Legislative guidelines regarding FMT restrict North American clinicians to only providing FMT to patients with a Clostridium difficile infection that is not responding to standard therapies. An oral FMT solution like the one used here is expensive, time consuming, and requires some scientific and technical savvy to produce at home, which has been an insurmountable obstacle to all of my patients except a few who were also physicians and were willing and able to properly filter, centrifuge, and preserve screened donor stool for the benefit of a family member.

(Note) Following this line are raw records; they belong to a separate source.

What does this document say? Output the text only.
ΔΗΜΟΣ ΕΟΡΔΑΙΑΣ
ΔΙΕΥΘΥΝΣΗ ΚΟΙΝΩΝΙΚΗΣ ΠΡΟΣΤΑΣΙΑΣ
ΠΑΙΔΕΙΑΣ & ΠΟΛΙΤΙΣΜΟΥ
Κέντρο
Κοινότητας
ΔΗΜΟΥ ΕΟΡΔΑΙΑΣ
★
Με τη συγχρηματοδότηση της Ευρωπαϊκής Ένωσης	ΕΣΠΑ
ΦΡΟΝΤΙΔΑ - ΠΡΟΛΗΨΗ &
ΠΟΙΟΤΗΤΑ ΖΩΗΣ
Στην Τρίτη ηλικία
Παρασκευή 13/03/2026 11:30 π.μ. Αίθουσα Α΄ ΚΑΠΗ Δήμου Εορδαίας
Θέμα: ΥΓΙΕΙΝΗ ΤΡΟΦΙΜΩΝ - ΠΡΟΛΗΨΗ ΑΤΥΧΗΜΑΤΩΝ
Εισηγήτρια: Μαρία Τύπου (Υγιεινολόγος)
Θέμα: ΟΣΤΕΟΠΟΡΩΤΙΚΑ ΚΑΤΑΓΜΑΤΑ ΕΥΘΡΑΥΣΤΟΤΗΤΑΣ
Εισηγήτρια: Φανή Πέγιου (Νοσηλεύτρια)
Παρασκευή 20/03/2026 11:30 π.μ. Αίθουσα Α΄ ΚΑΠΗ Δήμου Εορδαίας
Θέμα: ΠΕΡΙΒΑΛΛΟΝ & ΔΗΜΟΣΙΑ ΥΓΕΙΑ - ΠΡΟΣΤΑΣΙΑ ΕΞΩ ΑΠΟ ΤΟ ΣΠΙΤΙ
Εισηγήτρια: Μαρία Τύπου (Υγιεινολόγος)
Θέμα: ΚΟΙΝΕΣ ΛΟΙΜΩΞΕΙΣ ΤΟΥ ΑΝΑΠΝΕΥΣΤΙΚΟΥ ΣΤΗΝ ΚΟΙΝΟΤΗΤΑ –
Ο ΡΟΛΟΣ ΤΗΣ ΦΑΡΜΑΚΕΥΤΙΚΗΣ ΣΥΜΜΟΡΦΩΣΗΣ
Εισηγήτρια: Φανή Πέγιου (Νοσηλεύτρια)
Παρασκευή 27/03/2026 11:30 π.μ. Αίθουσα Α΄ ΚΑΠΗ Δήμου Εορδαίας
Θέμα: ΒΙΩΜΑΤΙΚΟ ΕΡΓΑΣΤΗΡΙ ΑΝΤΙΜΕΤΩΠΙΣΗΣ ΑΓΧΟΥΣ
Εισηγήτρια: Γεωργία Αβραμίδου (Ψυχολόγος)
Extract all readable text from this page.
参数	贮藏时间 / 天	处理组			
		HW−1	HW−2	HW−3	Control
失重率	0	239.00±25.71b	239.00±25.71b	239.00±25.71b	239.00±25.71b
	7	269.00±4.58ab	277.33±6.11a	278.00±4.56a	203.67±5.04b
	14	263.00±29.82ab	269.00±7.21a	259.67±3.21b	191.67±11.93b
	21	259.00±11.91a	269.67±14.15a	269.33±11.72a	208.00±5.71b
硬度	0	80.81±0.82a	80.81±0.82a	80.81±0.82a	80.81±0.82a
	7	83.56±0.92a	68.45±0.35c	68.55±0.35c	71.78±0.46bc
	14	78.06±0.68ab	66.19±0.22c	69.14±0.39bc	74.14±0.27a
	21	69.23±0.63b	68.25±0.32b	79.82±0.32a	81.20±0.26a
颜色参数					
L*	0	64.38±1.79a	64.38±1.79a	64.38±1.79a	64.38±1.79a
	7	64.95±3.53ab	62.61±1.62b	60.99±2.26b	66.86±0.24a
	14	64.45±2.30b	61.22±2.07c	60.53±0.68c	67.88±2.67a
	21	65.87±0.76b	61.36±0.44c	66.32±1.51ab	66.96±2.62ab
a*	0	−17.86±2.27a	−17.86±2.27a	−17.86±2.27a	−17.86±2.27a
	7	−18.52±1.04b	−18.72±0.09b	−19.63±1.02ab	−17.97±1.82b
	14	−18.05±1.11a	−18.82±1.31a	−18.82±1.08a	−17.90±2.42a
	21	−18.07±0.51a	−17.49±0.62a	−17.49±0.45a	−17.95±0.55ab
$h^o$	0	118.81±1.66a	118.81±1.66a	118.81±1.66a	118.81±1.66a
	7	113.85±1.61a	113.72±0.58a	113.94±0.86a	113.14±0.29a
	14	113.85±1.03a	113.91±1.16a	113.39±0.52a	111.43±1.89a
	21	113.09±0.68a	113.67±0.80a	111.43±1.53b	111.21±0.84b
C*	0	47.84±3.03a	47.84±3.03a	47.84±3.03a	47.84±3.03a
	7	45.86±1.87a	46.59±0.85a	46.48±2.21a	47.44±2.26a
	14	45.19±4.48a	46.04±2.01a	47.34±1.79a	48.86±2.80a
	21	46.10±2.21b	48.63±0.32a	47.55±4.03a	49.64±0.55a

Home FMT retention enemas, on the other hand, are much more affordable, less time consuming, and involve little more scientific or technical know-how than many food recipes. Home FMT enemas are being done at home about 10,000 times each year in the United States alone.2
Improper FMT screening or preparation techniques could potentially cause harm, but communicating safe home FMT technique and facilitating FMT donor screening can result in safe home FMT.3 I’ve helped facilitate hundreds of home FMT retention enemas in my practice, and the types and frequency of adverse events I’ve observed do not differ from the types and frequency of adverse events reported in clinical trials.
The results of this study are intriguing and promising. Families of ASD patients, especially those with regressive autism, often find themselves, understandably, willing to try anything that may help without harming their child. You may encounter families who want to attempt to benefit GI and neuro-psycho-social pathology in their ASD child with FMT. It is essential that practitioners encountering these patients be familiar with techniques for facilitating safe home FMT using screened donors, or know how to properly refer the patient if not.